Labelling Coding Videos Using Tesseract OCR

For one reason or another, myself and my colleagues spend quite a lot of time watching people program. We do this because we think that a very important challenge for the beginner software engineer is learning how to build a program, not just what code is required.

I could talk about that for hours, but it’s not important for this post. What’s important is that we watch a lot of videos and give a lot of feedback. This can take a long time, particularly if you are inexperienced in doing this.

One thing that might help is a way of labelling particular moments in a video as worthy of attention. The natural approach might be to install some special software on the learner’s computer to capture key moments and line them up.

However — I had an idea that the videos contain quite a lot of latent structure. They probably use only a small range of fonts. They are likely not terribly compressed. They are screen recordings so no angles to worry about. We don’t need to do this in real-time. In principle it shouldn’t be so hard to OCR the videos and then search them for test runs and other such things, which we might then label.

I was… not entirely correct, but not a million miles away either.

I got as far as a proof of concept for extracting test suite passes and failures in a 15m video. The video isn’t entirely contrived, but it’s fairly friendly.

Take a look at the proof of concept here.

I’ll tell you about how I did it:

Step One: Extract Frames

Probably you could OCR videos directly, but no one seems to do it. Instead they extract individual image frames from a video and run OCR on those.

I did this with ffmpeg and a node library called fluent-ffmpeg. You can see the code here. Note that I also did some post-processing. OCR is typically designed to work on high-resolution document scans, not on smaller but more detailed screen captures. As such, I scaled to 200% which seems to work best.

I also experimented with altering contrast and removing colour. It didn’t seem to help much but probably worth keeping in the toolkit.

I extracted one frame per second which is enough for our purposes. Could probably go less. I read somewhere that the way I’m doing it here is not the fastest possible, but it’s fast enough.

From that step, I got a directory of images like this:

A screenshot of me test-driving

The source video is a bit blurry but that’s sort of useful for our purposes.
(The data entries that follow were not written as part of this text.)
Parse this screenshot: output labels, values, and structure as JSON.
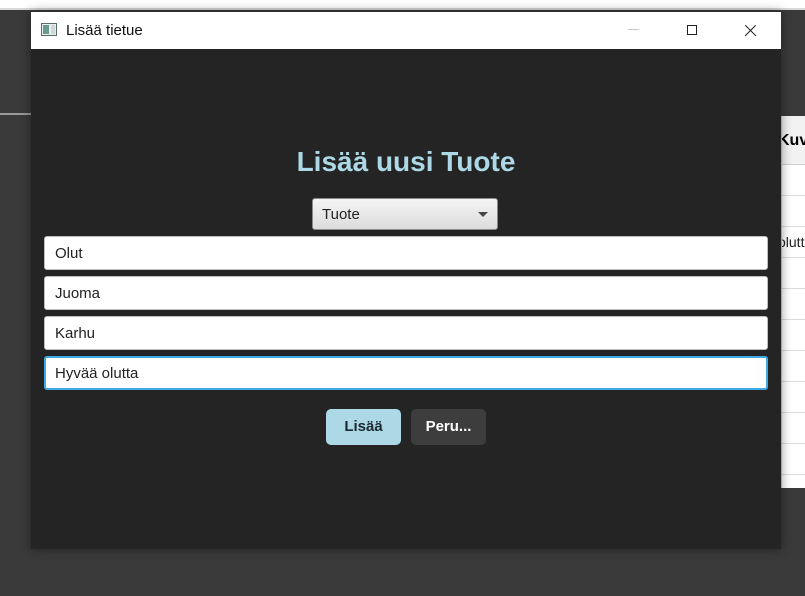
{
  "background_app": {
    "table": {
      "header": "Kuv",
      "rows": [
        "",
        "",
        "olutt",
        "",
        "",
        "",
        "",
        "",
        "",
        ""
      ]
    }
  },
  "dialog": {
    "title": "Lisää tietue",
    "heading": "Lisää uusi Tuote",
    "type_select": {
      "value": "Tuote"
    },
    "fields": [
      {
        "value": "Olut"
      },
      {
        "value": "Juoma"
      },
      {
        "value": "Karhu"
      },
      {
        "value": "Hyvää olutta"
      }
    ],
    "buttons": {
      "add_label": "Lisää",
      "cancel_label": "Peru..."
    }
  },
  "colors": {
    "accent": "#add8e6",
    "dialog_bg": "#242424",
    "focus_border": "#3fa9e6"
  },
  "icons": {
    "app": "window-app-icon",
    "minimize": "minimize-icon",
    "maximize": "maximize-icon",
    "close": "close-icon",
    "dropdown": "chevron-down-icon"
  }
}
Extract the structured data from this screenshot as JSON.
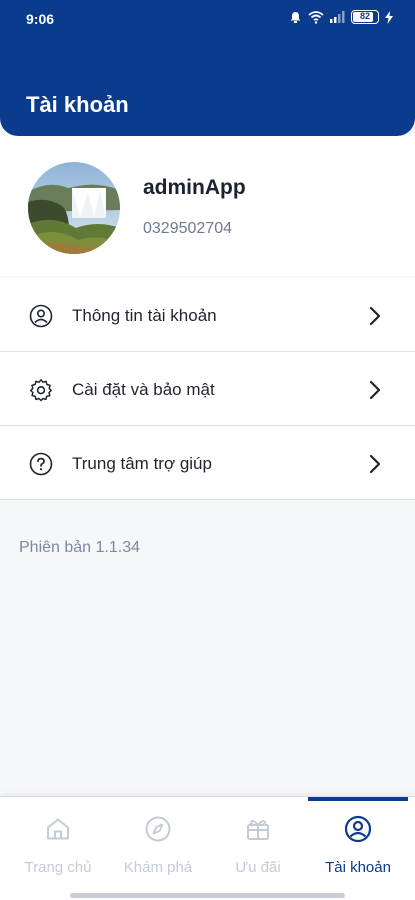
{
  "status_bar": {
    "time": "9:06",
    "battery_level": "82"
  },
  "header": {
    "title": "Tài khoản"
  },
  "profile": {
    "name": "adminApp",
    "phone": "0329502704"
  },
  "menu": [
    {
      "label": "Thông tin tài khoản",
      "icon": "user-circle-icon"
    },
    {
      "label": "Cài đặt và bảo mật",
      "icon": "gear-icon"
    },
    {
      "label": "Trung tâm trợ giúp",
      "icon": "help-circle-icon"
    }
  ],
  "version": "Phiên bản 1.1.34",
  "tabs": [
    {
      "label": "Trang chủ",
      "icon": "home-icon",
      "active": false
    },
    {
      "label": "Khám phá",
      "icon": "compass-icon",
      "active": false
    },
    {
      "label": "Ưu đãi",
      "icon": "gift-icon",
      "active": false
    },
    {
      "label": "Tài khoản",
      "icon": "user-circle-icon",
      "active": true
    }
  ],
  "colors": {
    "primary": "#0b3b8c",
    "inactive_tab": "#c4cbd7",
    "muted_text": "#6c7a92"
  }
}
Step Two: Optical Character Recognition

After some investigation I decided to use Tesseract OCR. They have a command-line tool which is very useful to play with, but there’s also handily a pure JS version which I switched to for my tool. It even runs in the browser! We’ll use node but it’s pretty cool to see the demo on their website.

You can see my code here.. Tesseract has all sorts of options which in this case I didn’t use but are worth fiddling with.
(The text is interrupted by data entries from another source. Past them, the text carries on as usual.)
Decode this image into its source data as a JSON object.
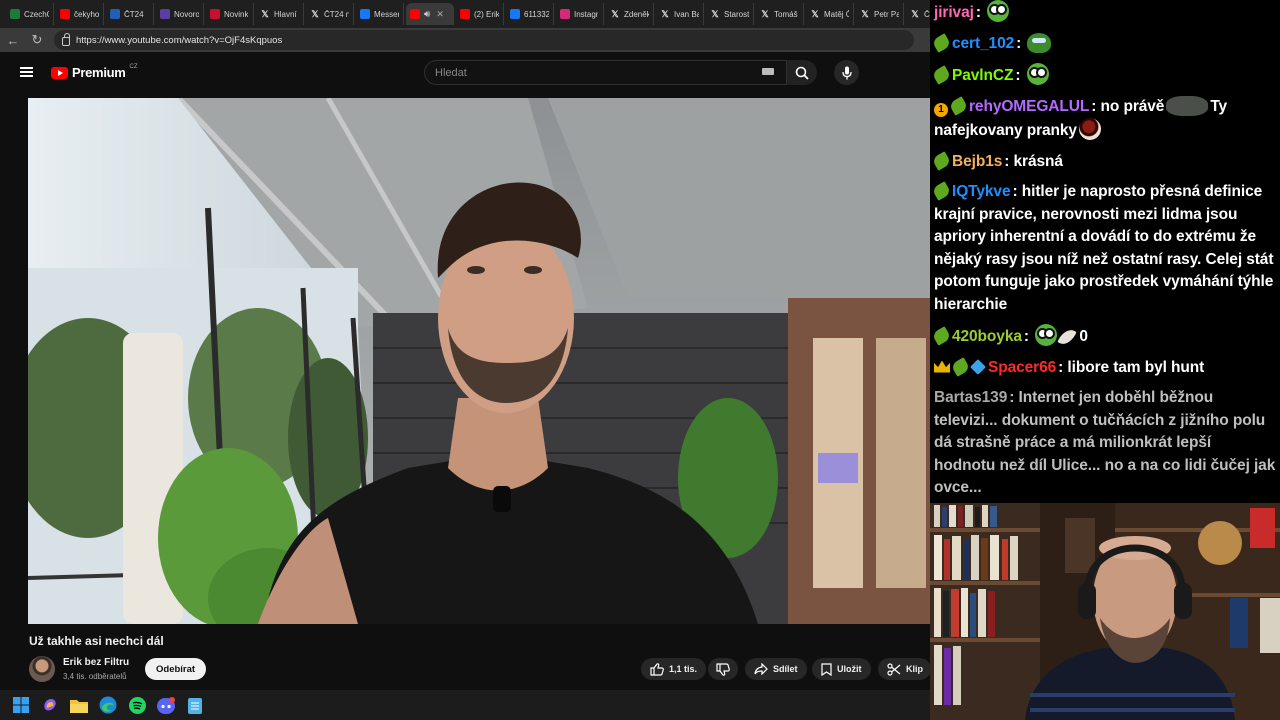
{
  "tabs": [
    {
      "label": "CzechC",
      "icon": "excel-icon",
      "color": "#1d7a3a"
    },
    {
      "label": "čekyho",
      "icon": "youtube-icon",
      "color": "#ff0000"
    },
    {
      "label": "ČT24",
      "icon": "ct24-icon",
      "color": "#1f5fb8"
    },
    {
      "label": "Novoro",
      "icon": "grid-icon",
      "color": "#5b3fa0"
    },
    {
      "label": "Novink",
      "icon": "novinky-icon",
      "color": "#c8102e"
    },
    {
      "label": "Hlavní",
      "icon": "x-icon",
      "color": "#000000"
    },
    {
      "label": "ČT24 n",
      "icon": "x-icon",
      "color": "#000000"
    },
    {
      "label": "Messen",
      "icon": "facebook-icon",
      "color": "#1877f2"
    },
    {
      "label": "",
      "icon": "youtube-icon",
      "color": "#ff0000",
      "active": true
    },
    {
      "label": "(2) Erik",
      "icon": "youtube-icon",
      "color": "#ff0000"
    },
    {
      "label": "611332",
      "icon": "facebook-icon",
      "color": "#1877f2"
    },
    {
      "label": "Instagr",
      "icon": "instagram-icon",
      "color": "#d62976"
    },
    {
      "label": "Zdeněk",
      "icon": "x-icon",
      "color": "#000000"
    },
    {
      "label": "Ivan Ba",
      "icon": "x-icon",
      "color": "#000000"
    },
    {
      "label": "Starost",
      "icon": "x-icon",
      "color": "#000000"
    },
    {
      "label": "Tomáš",
      "icon": "x-icon",
      "color": "#000000"
    },
    {
      "label": "Matěj Č",
      "icon": "x-icon",
      "color": "#000000"
    },
    {
      "label": "Petr Pa",
      "icon": "x-icon",
      "color": "#000000"
    },
    {
      "label": "ČT24",
      "icon": "x-icon",
      "color": "#000000"
    }
  ],
  "address": {
    "url": "https://www.youtube.com/watch?v=OjF4sKqpuos"
  },
  "youtube": {
    "brand": "Premium",
    "region": "CZ",
    "search_placeholder": "Hledat"
  },
  "video": {
    "title": "Už takhle asi nechci dál",
    "channel": "Erik bez Filtru",
    "subscribers": "3,4 tis. odběratelů",
    "subscribe_label": "Odebírat",
    "likes": "1,1 tis.",
    "share_label": "Sdílet",
    "save_label": "Uložit",
    "clip_label": "Klip"
  },
  "taskbar": {
    "icons": [
      "windows-start-icon",
      "copilot-icon",
      "file-explorer-icon",
      "edge-icon",
      "spotify-icon",
      "discord-icon",
      "notepad-icon"
    ]
  },
  "chat": {
    "messages": [
      {
        "user": "jirivaj",
        "color": "#ff69b4",
        "text": "",
        "emotes": [
          "frog"
        ]
      },
      {
        "user": "cert_102",
        "color": "#1e90ff",
        "text": "",
        "emotes": [
          "pepe"
        ],
        "badges": [
          "leaf"
        ]
      },
      {
        "user": "PavlnCZ",
        "color": "#7cfc00",
        "text": "",
        "emotes": [
          "frog"
        ],
        "badges": [
          "leaf"
        ]
      },
      {
        "user": "rehyOMEGALUL",
        "color": "#b36bff",
        "text": "no právě",
        "text2": "Ty nafejkovany pranky",
        "badges": [
          "coin",
          "leaf"
        ]
      },
      {
        "user": "Bejb1s",
        "color": "#f5b05a",
        "text": "krásná",
        "badges": [
          "leaf"
        ]
      },
      {
        "user": "IQTykve",
        "color": "#1e90ff",
        "text": "hitler je naprosto přesná definice krajní pravice, nerovnosti mezi lidma jsou apriory inherentní a dovádí to do extrému že nějaký rasy jsou níž než ostatní rasy. Celej stát potom funguje jako prostředek vymáhání týhle hierarchie",
        "badges": [
          "leaf"
        ]
      },
      {
        "user": "420boyka",
        "color": "#9acd32",
        "text": "0",
        "badges": [
          "leaf"
        ]
      },
      {
        "user": "Spacer66",
        "color": "#ff2a2a",
        "text": "libore tam byl hunt",
        "badges": [
          "crown",
          "leaf",
          "cube"
        ]
      },
      {
        "user": "Bartas139",
        "color": "#a8a8a8",
        "text": "Internet jen doběhl běžnou televizi... dokument o tučňácích z jižního polu dá strašně práce a má milionkrát lepší hodnotu než díl Ulice... no a na co lidi čučej jak ovce..."
      }
    ]
  }
}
Here’s an excerpt of the output for the above image:

v spec a 16 end got: [“"Wash the car”, "Wash the dog"]
|ponecbookc. U 17 end (compared using ==)
@ spec_helper.... U 18 # ./spec/todo_list_spec.rb:34:in 'block (3 levels) in <top (re
@ todo_list_sp... U quired)>'
goean - @ todo_list_spec.rb U e i
Gemfile v Finished in 0.03019 seconds (files took 0.13896 seconds to load)
Gemile.Jock v 07_single_class_design > spec > @ todo_list_spec.rb 13 examples, 1 failure, 1 pending
> 08_debugging... * i: .n;"d Failed examples:
> 09_multi_class... *
> 10_multi_class... * 27 rspec ./spec/todo_list_spec.rb:29 # TodoList when we complete a tas
28 context “"when we complete a task" do k removes the task from the list
29 it "removes the task from the list" do
30 todo_list = TodoList.new 07_single_class_design » []
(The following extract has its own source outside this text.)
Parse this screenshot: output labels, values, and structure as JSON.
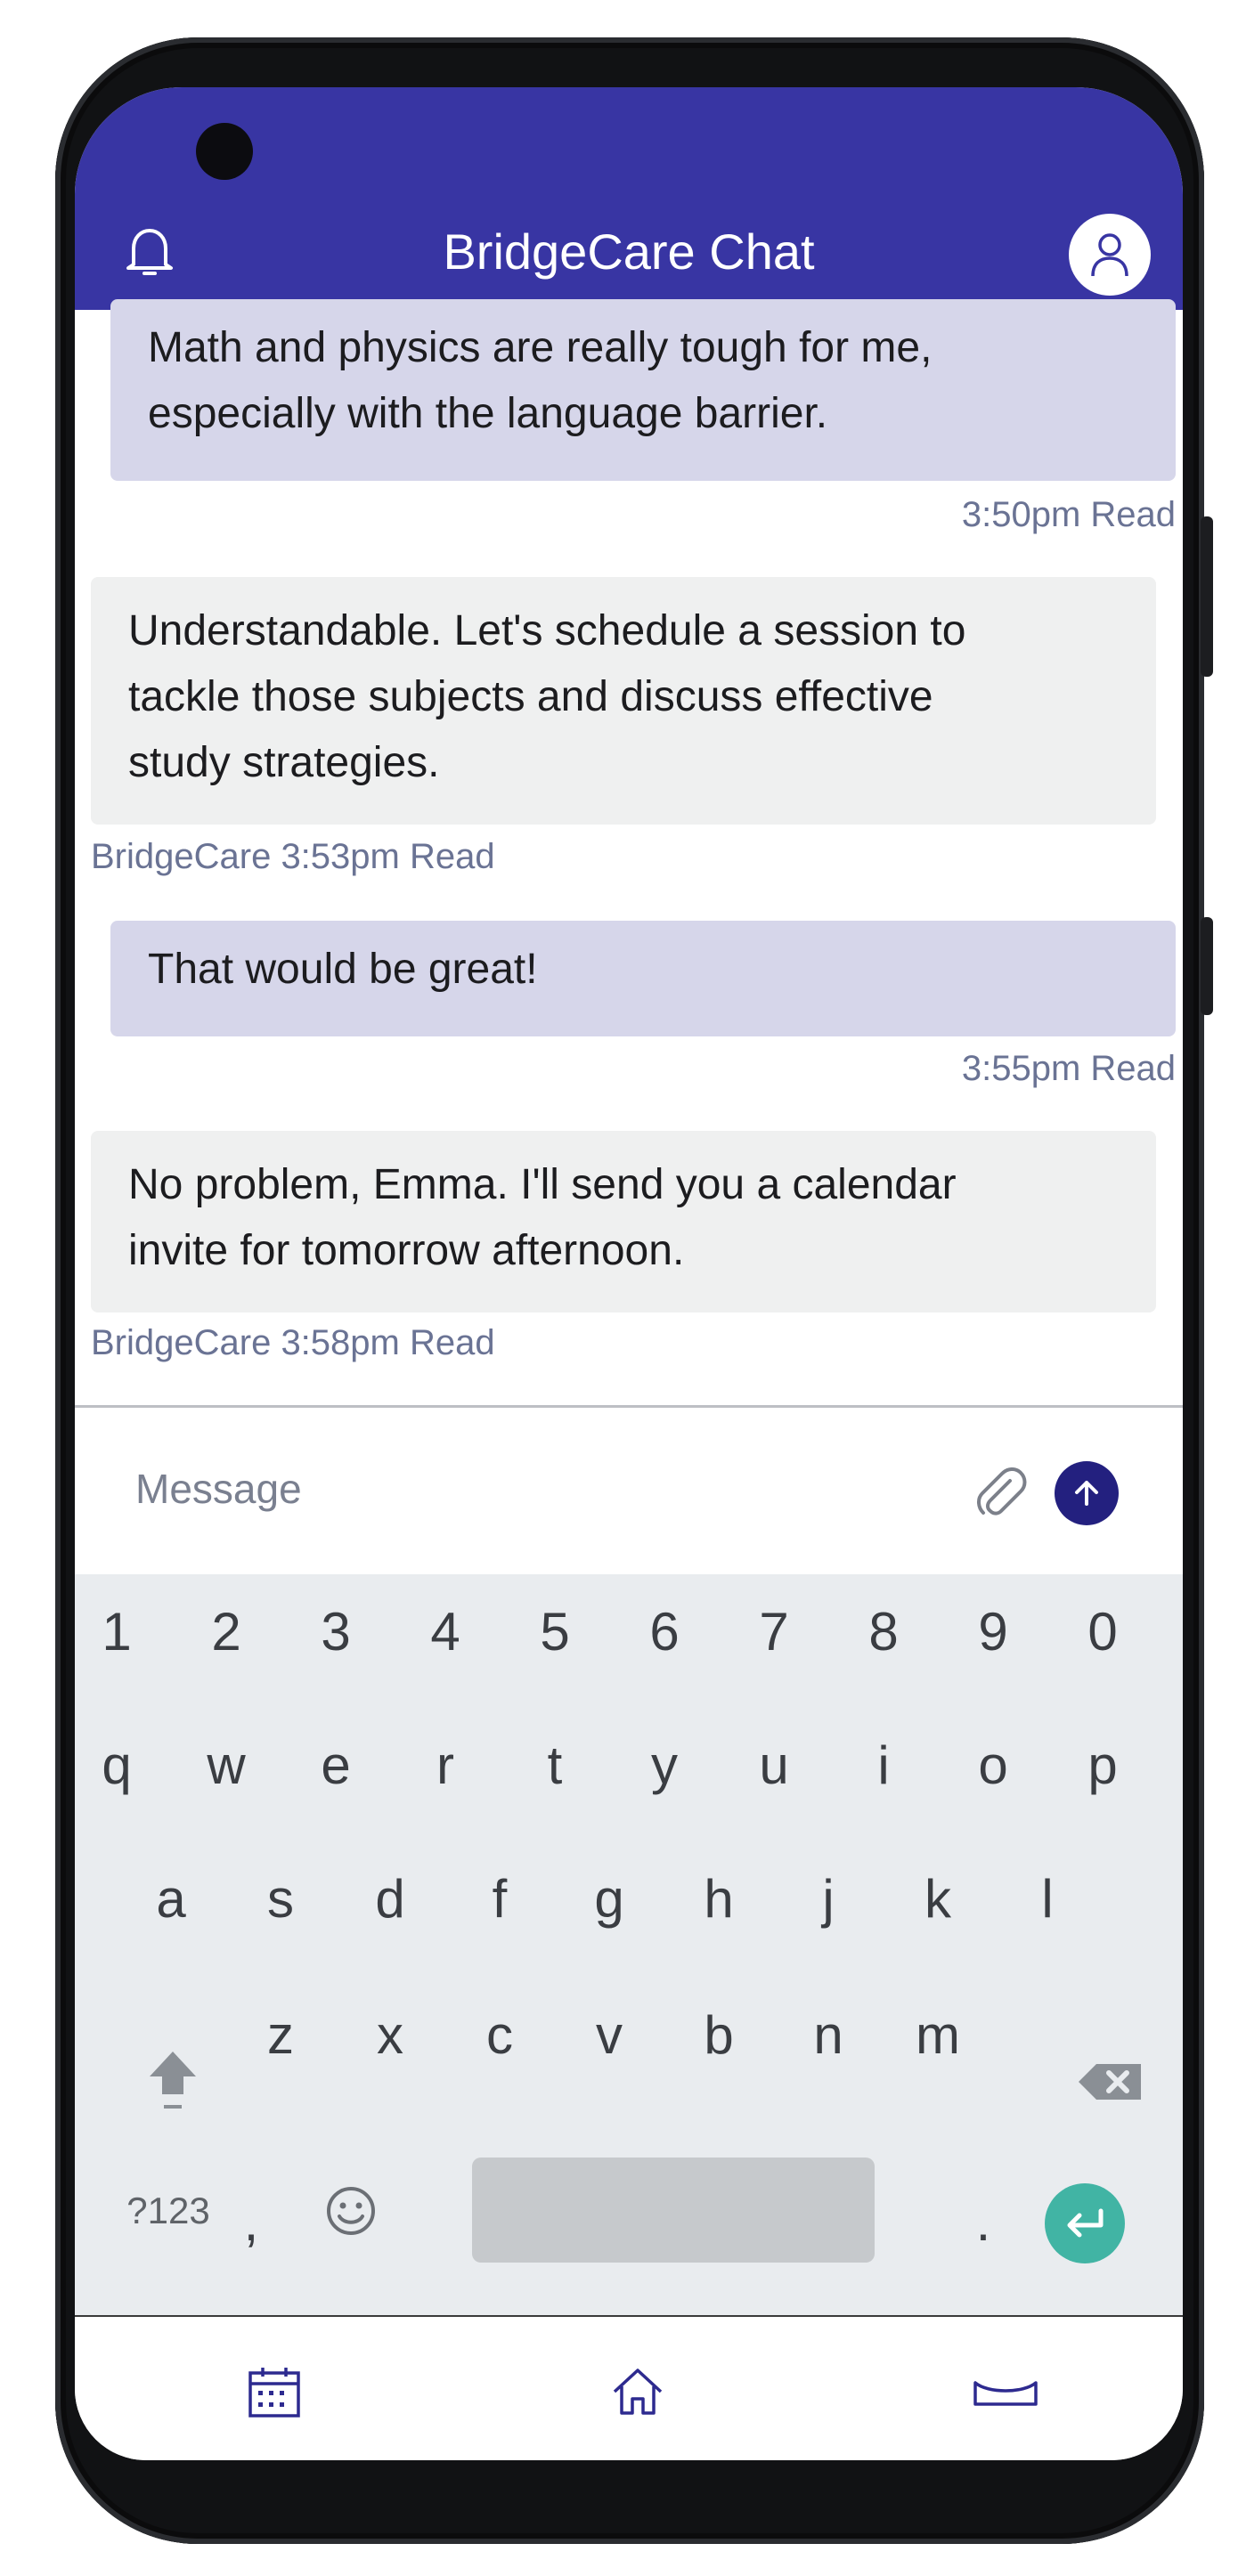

It’s hardly executable, but we’ve got 13 examples, 1 failure, 1 pending in there! Which is a nice clean version of what we’ll need.

I dumped all the OCR’d text into a big JSON and did the rest in the browser.

Step Three: Extracting Events

For this proof of concept I wanted to focus on intersection of simplicity and power. It would have been super cool to track all test runs, but it’s more complex. I settled on just labelling when the test suite was red and when it was green. In my work we train a lot of test-driven-development and so observing learners run the red-green cycle is useful to us. Even a way to easily notice if learners are running an ‘write all the tests and then the code and then run the tests at the end, hoping it’s all green’ would be very useful.

I developed a pretty janky pipeline to do this. Code here, but description below:

  1. Select all the frames that contain ‘Finished in’ or ‘seconds to load’.
    rspec outputs these at the end of a test run so this helps us filter.

  2. Select all of those which match /(\S+) exa.ples?, (\S+) .ailures?/g.
    Why is it missing random letters? Those were the ones Tesseract most often failed to match correctly, so I made it robust to those. The actual regex is a little longer. Why \S? You’ll see.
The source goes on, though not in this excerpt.